Meining: Sehr positiv war die Reaktion der Stadt, die von Anfang an zu uns stand. Auch das Land hat uns grünes Licht gegeben und uns die Landesförderung zugesagt, auch wenn die Wirtschaftlichkeit nicht mehr gegeben ist. Bei all dem habe ich eine unglaubliche Kreativität der Künstler erlebt, vor allem der freien Künstler. Die sind so enthusiastisch dabei gewesen, ohne zu wissen, ob sich das für sie finanziell auszahlt. Gerade unser „Artiste étoile“ Reinhard Goebel hat sich immer wieder hat den veränderten Bedingungen angepasst, seine Klangkörper reduziert und neue Programme erarbeitet.

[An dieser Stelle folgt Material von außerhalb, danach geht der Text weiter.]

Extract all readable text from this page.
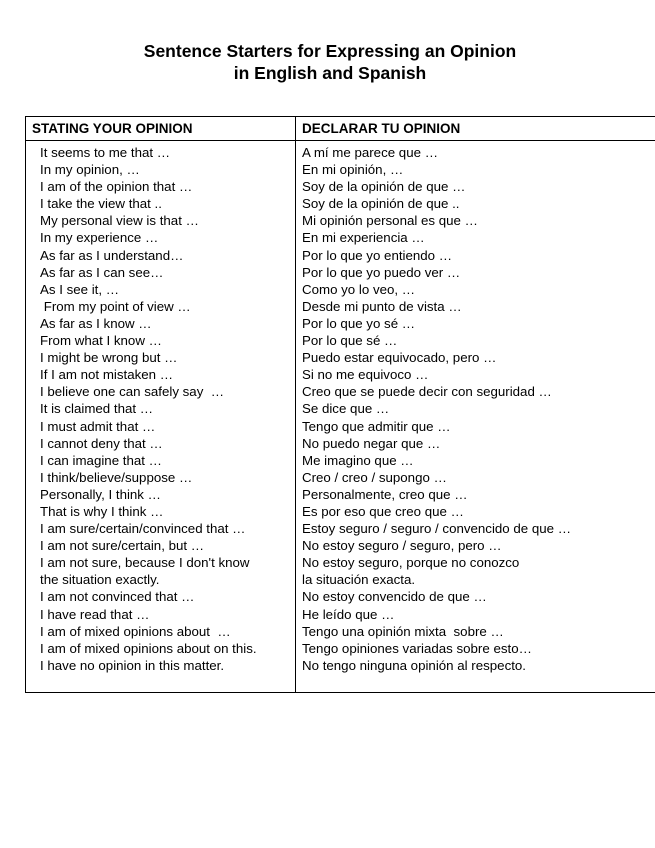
Sentence Starters for Expressing an Opinion
in English and Spanish
STATING YOUR OPINION	DECLARAR TU OPINION
It seems to me that …	A mí me parece que …
In my opinion, …	En mi opinión, …
I am of the opinion that …	Soy de la opinión de que …
I take the view that ..	Soy de la opinión de que ..
My personal view is that …	Mi opinión personal es que …
In my experience …	En mi experiencia …
As far as I understand…	Por lo que yo entiendo …
As far as I can see…	Por lo que yo puedo ver …
As I see it, …	Como yo lo veo, …
From my point of view …	Desde mi punto de vista …
As far as I know …	Por lo que yo sé …
From what I know …	Por lo que sé …
I might be wrong but …	Puedo estar equivocado, pero …
If I am not mistaken …	Si no me equivoco …
I believe one can safely say  …	Creo que se puede decir con seguridad …
It is claimed that …	Se dice que …
I must admit that …	Tengo que admitir que …
I cannot deny that …	No puedo negar que …
I can imagine that …	Me imagino que …
I think/believe/suppose …	Creo / creo / supongo …
Personally, I think …	Personalmente, creo que …
That is why I think …	Es por eso que creo que …
I am sure/certain/convinced that …	Estoy seguro / seguro / convencido de que …
I am not sure/certain, but …	No estoy seguro / seguro, pero …
I am not sure, because I don't know	No estoy seguro, porque no conozco
the situation exactly.	la situación exacta.
I am not convinced that …	No estoy convencido de que …
I have read that …	He leído que …
I am of mixed opinions about  …	Tengo una opinión mixta  sobre …
I am of mixed opinions about on this.	Tengo opiniones variadas sobre esto…
I have no opinion in this matter.	No tengo ninguna opinión al respecto.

Auch die Solidarität des Publikums, unserer Förderer und unseres Freundeskreises hat uns gefreut. Dafür waren die Hürden im Umsetzen der Regularien von Seiten der Behörden und Verwaltungsstrukturen sehr groß. Wir hätten uns gewünscht, dass die Kultur gleichbehandelt wird wie Sport, Handel und Religionsgemeinschaften. Das war nicht der Fall.
Wird Corona, soweit Sie heute absehen können, Auswirkungen auf das 100. Festivaljubiläum im nächsten Jahr haben?
Meining: Natürlich können und müssen wir davon ausgehen, dass das Ereignis der Corona-Pandemie sich auf das nächste Jahr auswirkt. Das diskutieren wir seit einigen Wochen intensiv in unserem Verbund „Forum Musik Festivals“. Dort haben sich inzwischen fast hundert Festivals zusammengetan und erheben die Stimme der Kulturschaffenden aus Festivalsicht gegenüber der Bundes- und Länderpolitik. Wir gehen fast alle mit den Festivals 2021 noch in diesem Jahr in den Kartenverkauf und müssen wissen, welche Auswirkungen Corona-bedingte Verordnungen für den Veranstalterbetrieb in Zukunft haben werden. Wie wird die Versammlungsstättenverordnung aussehen, und was haben wir von den schwer geschädigten öffentlichen Haushalten zu erwarten? Wenn ein Festival, das jetzt grade eben überleben kann, im nächsten Jahr noch Einbußen in der Finanzierungbasis hinnehmen muss, könnte das einen Flächenbrand auslösen und neben der gefürchteten zweiten Coronawelle noch eine Welle möglichen Festivalsterbens auf uns zurollen.